Strangely, this is a very strong and controversial statement. Even though people are always striving for retirement and leisure on the weekend and saving their money in hopes that someday they will be able to “do nothing”, if you suggest this course of action as a strategy for productivity or inner peace you are inevitably going to come up against resistance.
I am a champion at doing nothing. And I’ll write more about that soon, but this article isn’t actually about that. It relates to a section I recently read in A Course In Miracles (ACIM) entitled “I Need Do Nothing” which reveals a strategy for getting closer to God (ie. being present in the moment, experiencing inner peace, becoming enlightened) which focuses on the body, or rather removing focus from the body.
After renewing my inspiration to write for this blog on a regular basis I picked up ACIM for the first time in quite a while. I’m working my way through the lessons. I’m up to lesson 200 and I stopped a while back because I was losing focus and decided to take a break.

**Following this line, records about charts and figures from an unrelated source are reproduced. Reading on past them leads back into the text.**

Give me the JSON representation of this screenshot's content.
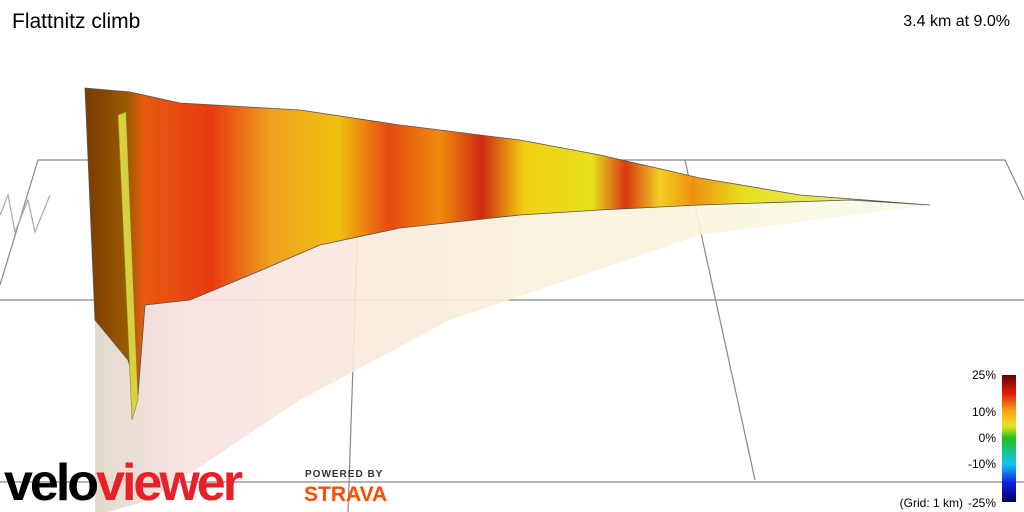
{
  "header": {
    "title": "Flattnitz climb",
    "summary": "3.4 km at 9.0%"
  },
  "legend": {
    "labels": [
      "25%",
      "10%",
      "0%",
      "-10%",
      "-25%"
    ],
    "grid_note": "(Grid: 1 km)"
  },
  "branding": {
    "velo": "velo",
    "viewer": "viewer",
    "powered_by": "POWERED BY",
    "strava": "STRAVA"
  }
}
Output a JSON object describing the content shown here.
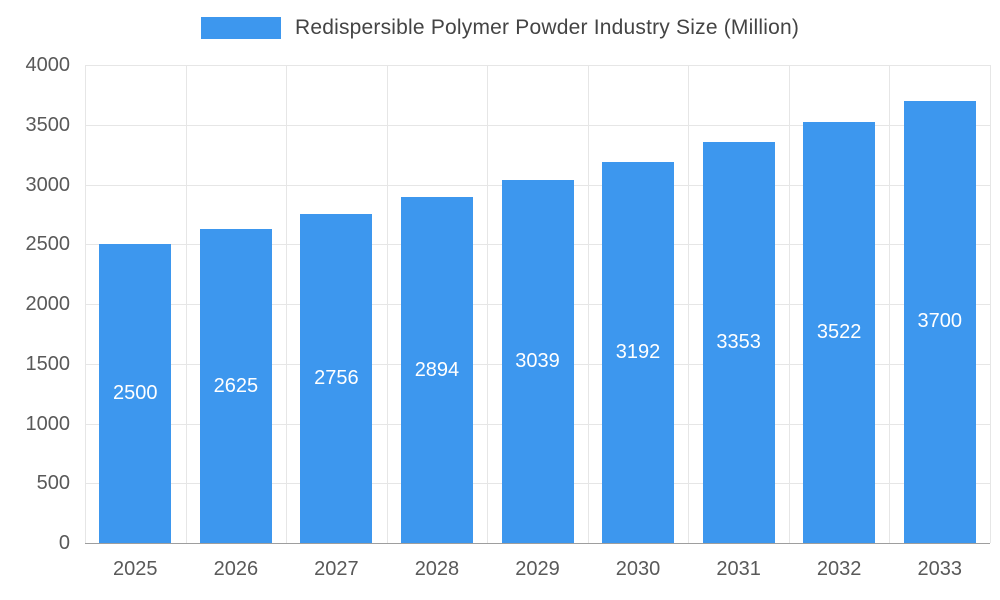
{
  "chart_data": {
    "type": "bar",
    "title": "Redispersible Polymer Powder Industry Size (Million)",
    "categories": [
      "2025",
      "2026",
      "2027",
      "2028",
      "2029",
      "2030",
      "2031",
      "2032",
      "2033"
    ],
    "values": [
      2500,
      2625,
      2756,
      2894,
      3039,
      3192,
      3353,
      3522,
      3700
    ],
    "xlabel": "",
    "ylabel": "",
    "ylim": [
      0,
      4000
    ],
    "yticks": [
      0,
      500,
      1000,
      1500,
      2000,
      2500,
      3000,
      3500,
      4000
    ],
    "bar_color": "#3d97ee",
    "grid": true,
    "legend_position": "top",
    "colors": {
      "bar": "#3d97ee",
      "gridline": "#e6e6e6",
      "baseline": "#9e9e9e",
      "axis_text": "#595959",
      "title_text": "#444444",
      "bar_label_text": "#ffffff",
      "background": "#ffffff"
    }
  }
}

So upon returning to the book and reading the text where I had left off the words really resonated with me. It says that we rely too much on our body to survive and “do” our work in the world and suggests the radical move to “utterly forget the body”. Lessons like these are rarely literal so I’ll try to keep the expression of my interpretation simple. The body itself is going to be worthy of hundreds of articles of exploration and experimentation.
First, I’d like to start with the literal body. At the beginning of every day I go for a walk in the park. This is my way of getting focused and getting a little bit closer to nature in the big city. I burn calories. I loosen up my muscles. And I get some much needed fresh air. When I return I get right down to work and it feels amazing. I don’t go to the gym these days. I am a butch dyke and I’m athletic but I rarely play in team sports. I’ll tend to do solo activities like boxing, running, swimming, or biking. Lately though, my pace has been a walking pace. Occasionally I feel guilty about not pushing myself more, for not doing everything I can do to be fit and trim. I am, afterall, pushing 40 and the waistline expands much more easily with every year that passes.

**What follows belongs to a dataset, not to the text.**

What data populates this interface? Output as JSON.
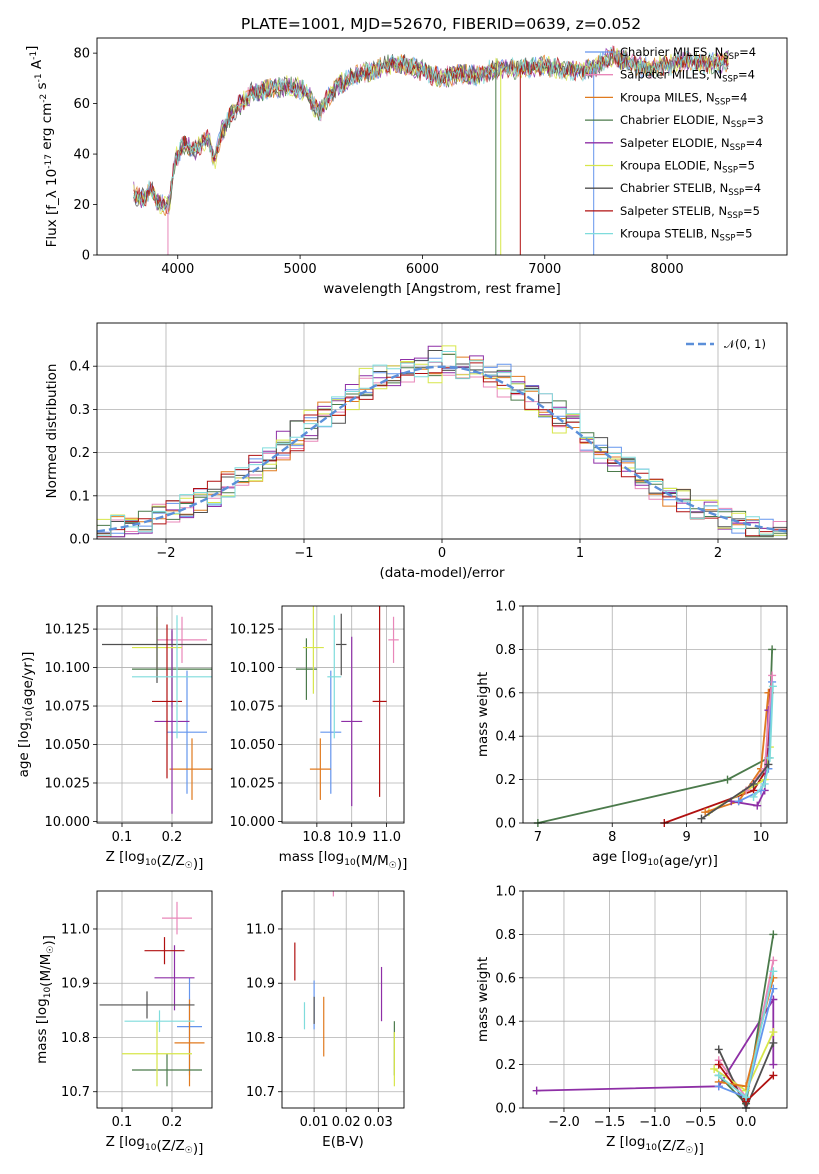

The “I Need Do Nothing” section says that we always place our bodies in the past or in the future. “It is always remembered or anticipated, but never experienced just now.” Going to the gym and purposefully trying to lose weight or get buff would be a literal expression of that statement. I look at my body and I think it’s bigger than it used to be (past) and think I need to make it smaller again (future). The point of “I Need Do Nothing” is to get you into the present. Eternity and peace is in the present moment. I know that if you’re reading this you’re likely a person who seeks to be more present in life. (And I’ll be sure to write plenty about that as we go along.)
Dr. David R. Hawkins states in all of his lectures that nothing is causing anything and that everything is happening of its own. This is what comes to mind when I’m asked to embody the sentiment “I Need Do Nothing”. By surrendering doing as it relates to the body I begin allowing. The only thing required to fully get into the present and to experience the moment of pure peace and love is to let go of past rememberings, future imaginings and realize that I need do nothing. No doing of simplicity is required. No action of detachment is needed.
Take this opportunity right now. Be radical. Let go of the guilt of the past and the pressure of the future and simply do nothing. Find that place within and let it be for just one second. When you return to doing you will be changed and eventually that central place of peace within will get easier and easier to access. Then the magic of allowing the world and your life and your actions to unfold on their own will reveal itself to you with amazing results.